The Dominant Paradigm
In most countries and at most levels of educational governance, the dominant justification for public investment in education is economic: education produces human capital, human capital drives productivity, and productivity drives prosperity. On this view, the primary purpose of schooling is to equip individuals with the knowledge, skills, and qualifications that labour markets demand. The question "what should schools teach?" is answered, in the first instance, by asking "what do employers need?"
This paradigm has deep roots — in the human capital theory of Becker and Schultz, in the policy frameworks of international organisations like the OECD and World Bank, and in the intuitions of policymakers who must justify public expenditure in terms of measurable economic returns. It is not without merit: there is genuine evidence that education contributes to individual economic mobility and national economic development. But Christensen argues that it is fundamentally paradoxical — that it undermines its own stated goals.
The Paradox
The paradox of education for employment has two dimensions. The first is internal: the forms of knowing that innovative economies most require — critical thinking, creative problem-solving, the capacity for autonomous judgment in novel situations — are precisely the forms of knowing that employment-oriented education most neglects. These capacities belong to the domain of knowing-to, which requires the development of genuine rational autonomy. An education system that treats knowing as instrumental — as a means to employment rather than as a constitutive element of human life — systematically fails to develop knowing-to, and thereby fails to produce the very capacities that advanced economies need.

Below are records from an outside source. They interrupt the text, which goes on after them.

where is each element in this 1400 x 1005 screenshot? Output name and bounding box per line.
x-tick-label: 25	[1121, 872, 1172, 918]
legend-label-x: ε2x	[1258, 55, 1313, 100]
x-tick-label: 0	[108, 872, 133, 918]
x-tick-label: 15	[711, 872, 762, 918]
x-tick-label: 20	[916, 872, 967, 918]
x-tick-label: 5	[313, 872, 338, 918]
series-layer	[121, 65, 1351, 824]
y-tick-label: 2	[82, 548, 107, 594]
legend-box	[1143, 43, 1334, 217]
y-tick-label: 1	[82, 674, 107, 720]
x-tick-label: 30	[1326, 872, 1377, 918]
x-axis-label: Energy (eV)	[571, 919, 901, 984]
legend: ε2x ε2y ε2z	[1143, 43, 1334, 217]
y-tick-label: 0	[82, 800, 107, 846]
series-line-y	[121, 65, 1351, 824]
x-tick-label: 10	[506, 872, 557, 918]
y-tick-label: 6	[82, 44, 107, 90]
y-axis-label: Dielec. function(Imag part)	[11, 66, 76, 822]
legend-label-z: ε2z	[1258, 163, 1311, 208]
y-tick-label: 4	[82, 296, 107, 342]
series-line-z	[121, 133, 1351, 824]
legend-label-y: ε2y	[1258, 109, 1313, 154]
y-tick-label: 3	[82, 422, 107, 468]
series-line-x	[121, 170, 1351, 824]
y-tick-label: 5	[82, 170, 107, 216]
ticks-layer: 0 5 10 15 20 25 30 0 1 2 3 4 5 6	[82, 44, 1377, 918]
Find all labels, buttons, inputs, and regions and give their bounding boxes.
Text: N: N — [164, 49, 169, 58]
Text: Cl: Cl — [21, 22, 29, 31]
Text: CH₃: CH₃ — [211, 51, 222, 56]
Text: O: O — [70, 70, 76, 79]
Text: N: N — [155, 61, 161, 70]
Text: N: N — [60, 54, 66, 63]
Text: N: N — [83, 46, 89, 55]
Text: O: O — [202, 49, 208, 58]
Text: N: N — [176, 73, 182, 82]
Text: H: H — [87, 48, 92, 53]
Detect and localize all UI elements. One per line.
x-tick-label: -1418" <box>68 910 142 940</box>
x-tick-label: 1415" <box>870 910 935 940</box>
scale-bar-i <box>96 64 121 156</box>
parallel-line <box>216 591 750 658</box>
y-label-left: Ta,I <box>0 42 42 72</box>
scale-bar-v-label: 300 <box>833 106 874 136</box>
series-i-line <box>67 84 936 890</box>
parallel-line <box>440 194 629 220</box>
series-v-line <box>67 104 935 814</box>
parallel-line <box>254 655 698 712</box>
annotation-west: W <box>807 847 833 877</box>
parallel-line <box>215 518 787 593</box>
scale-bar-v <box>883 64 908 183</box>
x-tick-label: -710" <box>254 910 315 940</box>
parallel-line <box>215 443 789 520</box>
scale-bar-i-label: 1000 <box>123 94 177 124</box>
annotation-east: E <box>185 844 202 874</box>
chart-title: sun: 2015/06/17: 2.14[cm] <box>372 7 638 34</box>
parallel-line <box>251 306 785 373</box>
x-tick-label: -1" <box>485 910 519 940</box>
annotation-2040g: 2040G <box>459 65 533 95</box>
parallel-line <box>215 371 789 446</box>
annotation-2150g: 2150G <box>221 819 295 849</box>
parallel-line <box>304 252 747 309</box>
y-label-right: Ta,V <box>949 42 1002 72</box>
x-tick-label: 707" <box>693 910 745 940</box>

The second dimension is political: by subordinating education to labour market demands, the employment-oriented paradigm makes education a function of economic power rather than a foundation for its critique. Education that prepares students for employment in existing institutional structures cannot simultaneously equip them to evaluate and transform those structures. It reproduces the existing distribution of economic and political power rather than equipping citizens to subject it to rational scrutiny.
An Alternative
The alternative Christensen proposes is not the abandonment of vocational preparation but its subordination to a broader educological purpose. An education oriented toward freedom — toward the development of knowing-to at the postconventional level — will incidentally produce graduates who are more, not less, capable of sophisticated economic participation, because it will have developed the cognitive and dispositional capacities on which genuine professional excellence depends. But it will have done so as a byproduct of a genuinely educational process, not as the primary goal of a training programme.